What should be in your Living Will and who should you give it to?
There is no set format here but several standard templates are available. If you are given one or get one online, it’s important to have your lawyer configure it to set out clearly and lawfully your own specific needs and wishes, consistent with any religious or moral beliefs you may hold. This is your chance to set out what you want.
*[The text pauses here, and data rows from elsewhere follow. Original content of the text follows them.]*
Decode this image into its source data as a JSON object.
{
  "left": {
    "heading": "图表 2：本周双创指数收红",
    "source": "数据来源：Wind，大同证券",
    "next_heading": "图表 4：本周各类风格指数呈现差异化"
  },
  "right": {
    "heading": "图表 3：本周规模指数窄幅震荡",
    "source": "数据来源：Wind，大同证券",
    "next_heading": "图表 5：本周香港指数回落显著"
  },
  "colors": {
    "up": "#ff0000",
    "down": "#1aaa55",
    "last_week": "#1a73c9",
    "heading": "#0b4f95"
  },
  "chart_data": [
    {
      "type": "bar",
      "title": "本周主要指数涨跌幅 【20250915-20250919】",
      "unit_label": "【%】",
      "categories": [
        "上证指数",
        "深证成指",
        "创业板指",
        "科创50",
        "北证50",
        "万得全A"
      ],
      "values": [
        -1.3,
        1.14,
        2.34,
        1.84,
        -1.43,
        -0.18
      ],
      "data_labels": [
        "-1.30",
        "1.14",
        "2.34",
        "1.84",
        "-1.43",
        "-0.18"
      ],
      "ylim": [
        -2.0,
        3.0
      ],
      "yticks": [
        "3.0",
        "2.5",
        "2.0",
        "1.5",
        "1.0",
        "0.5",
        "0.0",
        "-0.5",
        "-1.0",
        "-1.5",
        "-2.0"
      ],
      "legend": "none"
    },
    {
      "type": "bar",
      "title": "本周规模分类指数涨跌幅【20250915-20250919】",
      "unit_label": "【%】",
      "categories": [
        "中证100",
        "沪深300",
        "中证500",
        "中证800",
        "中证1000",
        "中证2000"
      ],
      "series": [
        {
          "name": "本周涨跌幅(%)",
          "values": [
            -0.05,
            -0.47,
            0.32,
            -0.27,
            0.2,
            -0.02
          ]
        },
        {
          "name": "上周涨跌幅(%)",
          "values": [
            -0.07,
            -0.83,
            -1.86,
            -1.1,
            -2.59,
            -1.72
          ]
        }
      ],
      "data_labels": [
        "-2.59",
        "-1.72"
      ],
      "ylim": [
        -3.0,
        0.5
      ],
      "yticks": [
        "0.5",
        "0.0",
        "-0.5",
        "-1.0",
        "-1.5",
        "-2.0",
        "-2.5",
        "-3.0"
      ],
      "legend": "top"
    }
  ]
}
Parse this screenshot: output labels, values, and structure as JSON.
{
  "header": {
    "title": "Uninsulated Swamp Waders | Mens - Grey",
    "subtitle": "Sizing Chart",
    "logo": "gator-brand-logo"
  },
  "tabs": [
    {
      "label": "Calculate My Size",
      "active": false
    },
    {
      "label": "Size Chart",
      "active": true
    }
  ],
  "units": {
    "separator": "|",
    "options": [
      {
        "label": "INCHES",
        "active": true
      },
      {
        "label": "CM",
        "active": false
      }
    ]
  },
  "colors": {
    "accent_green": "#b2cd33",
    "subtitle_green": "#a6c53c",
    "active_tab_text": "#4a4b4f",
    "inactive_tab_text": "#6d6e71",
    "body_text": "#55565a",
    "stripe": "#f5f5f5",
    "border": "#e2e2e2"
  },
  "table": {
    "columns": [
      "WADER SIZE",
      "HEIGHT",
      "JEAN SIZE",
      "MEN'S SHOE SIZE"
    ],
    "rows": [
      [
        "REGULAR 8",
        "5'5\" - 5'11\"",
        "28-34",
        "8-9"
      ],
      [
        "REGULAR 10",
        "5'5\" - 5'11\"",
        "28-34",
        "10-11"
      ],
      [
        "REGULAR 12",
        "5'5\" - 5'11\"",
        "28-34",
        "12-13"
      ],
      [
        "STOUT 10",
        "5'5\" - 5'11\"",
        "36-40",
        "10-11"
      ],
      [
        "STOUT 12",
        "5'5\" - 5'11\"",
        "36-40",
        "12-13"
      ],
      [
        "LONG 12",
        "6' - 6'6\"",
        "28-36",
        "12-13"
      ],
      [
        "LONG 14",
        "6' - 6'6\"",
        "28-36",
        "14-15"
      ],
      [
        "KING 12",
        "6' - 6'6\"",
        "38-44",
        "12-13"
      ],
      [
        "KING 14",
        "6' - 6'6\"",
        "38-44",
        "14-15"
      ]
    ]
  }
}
Make it easy for your loved ones and healthcare workers to honour those wishes - don’t for example ask a doctor to actively end your life, that’s illegal.
Sign several originals, keep one for your own use and give the others to your loved ones, your healthcare practitioners, your lawyer and anyone else who might end up having to implement it or oversee its implementation (a close friends perhaps, or a retirement facility if you live in one).
Diarise to review and renew it regularly – the attending doctor must be satisfied that you were mentally competent when you signed the directive, and that your wishes haven’t changed in the interim.
What about a “Durable Power of Attorney for Healthcare”?
This is a document (also as yet untested in the courts) in which you appoint someone you trust, normally a close family member, as your substitute healthcare decision-maker should you become unable to make your own decisions. It’s a very personal decision whether to go with this concept or to just stick with a Living Will, but you could perhaps have both - a Living Will plus a power of attorney authorising your decision-maker to ensure that it is implemented.